Logline öykünün sonunu vermez. Öyküyü başlatır, çatışmayı tanımlar ama final hakkında bir şey söylemez. Öykünün ucunu açık bırakır. Logline hikayeyi anlatmaya çalışmaz, okuyanın hikayeyi satın alması için onda istek uyandırmaya çalışır.

Bir Örnek Üzerinden Logline

Türk sinemasından bir logline örneği inceleyerek görevini ne kadar iyi yaptığına bakalım;

Cudi dağlarındaki son eşkıya, ihbar üzerine yakalanınca 35 yıl hapiste yatar. Hapisten çıktığında ise en yakın arkadaşının kendisini hapse attırdığını ve sevdiği kadını alıp İstanbula gittiğini öğrenir. Onları bulmak için yola çıkar. Fakat eşkıya içerdeyken dünya çok değişmiştir.

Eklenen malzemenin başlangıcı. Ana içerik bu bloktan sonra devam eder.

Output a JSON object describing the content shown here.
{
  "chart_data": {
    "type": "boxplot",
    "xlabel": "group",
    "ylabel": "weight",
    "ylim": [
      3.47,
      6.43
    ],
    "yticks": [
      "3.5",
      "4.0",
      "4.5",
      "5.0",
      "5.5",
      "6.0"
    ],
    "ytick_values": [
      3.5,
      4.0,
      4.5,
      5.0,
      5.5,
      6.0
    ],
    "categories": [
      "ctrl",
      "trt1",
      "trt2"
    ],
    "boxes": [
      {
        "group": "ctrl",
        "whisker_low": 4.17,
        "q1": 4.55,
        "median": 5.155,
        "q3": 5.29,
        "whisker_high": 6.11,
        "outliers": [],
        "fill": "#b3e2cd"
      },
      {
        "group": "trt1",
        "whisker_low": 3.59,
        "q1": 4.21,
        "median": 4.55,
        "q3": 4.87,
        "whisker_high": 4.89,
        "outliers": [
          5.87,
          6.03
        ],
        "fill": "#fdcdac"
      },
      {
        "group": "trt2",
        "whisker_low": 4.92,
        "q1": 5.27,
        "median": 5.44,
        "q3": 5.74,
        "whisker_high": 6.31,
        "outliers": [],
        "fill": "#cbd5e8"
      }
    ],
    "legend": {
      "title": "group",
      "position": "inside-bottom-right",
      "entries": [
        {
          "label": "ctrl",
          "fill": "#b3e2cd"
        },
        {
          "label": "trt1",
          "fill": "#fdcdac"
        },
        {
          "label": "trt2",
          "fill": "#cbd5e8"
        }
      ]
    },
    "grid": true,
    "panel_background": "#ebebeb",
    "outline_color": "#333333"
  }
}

Kahraman: O türünün son örneği bir eşkıyadır. Logline bize bir “son adam” hikayesi izleyeceğimizi vaat eder. Karakter az çok gözümüzde canlanıyor artık; 35 yıl hapis yattığına göre 55 yaşının üzerinde eski bir eşkıya. Eşkıya olduğuna göre de sorunları şiddetle çözen biri. Bu bize filmin türü hakkında da ipucu veriyor..

Düşman: Kahramanımızı ihbar eden ve sevgilisini elinden alan “en yakın arkadaşı”  Kahramanın düşmanla hesaplaşacağı iki durum var; arkadaşlığına ihanet etmiş olması ve  sevgilisini elinden alması.

Kahramanın amacı, motivasyonu: En yakın arkadaşından hesap sormak ve sevdiği kadını geri almak.

Çatışma: Logline bize çatışmanın romantik unsurlar içeren bir intikam hikayesi olduğunu anlatıyor. Kahramanımız kendisini ihbar ederek sevdiği kadını alan en yakın arkadaşından intikam almaya gidiyor. Hikaye bu haliyle – kılık değiştirme içermeyen- bir Monte Kristo Kontu hikayesi gibi duruyor.

Filmin türü: Loglinedan hikayenin su üç türe göz kırptığını anlıyoruz; dram, romantik, suç.

Öykünün engelleri: Son eşkıya 35 yıl hapisten çıktıktan sonra intikamını almaya çalışır. Ama dünya onun bıraktığı gibi değildir artık. Her şey çok değişmiştir. Eşkıya üstüne üstüne gelen bu yeni dünyada başarılı olabilecek midir?

Son söz

Loglineınızı senaryonuzu yazmaya başlamadan önce yazmanızı öneririm. Böylece senaryonuzu yazarken loglinenıza sadık kalırsınız. Anlatmak istediğiniz hikayeden uzaklaşmazsınız. Ayrıca öykünüzde çalışmayan kısımlar varsa bunları da düzeltme şansı elde edersiniz.

Not: Bu yazı daha önce Rabarba Dergisinde yayınlanmıştır.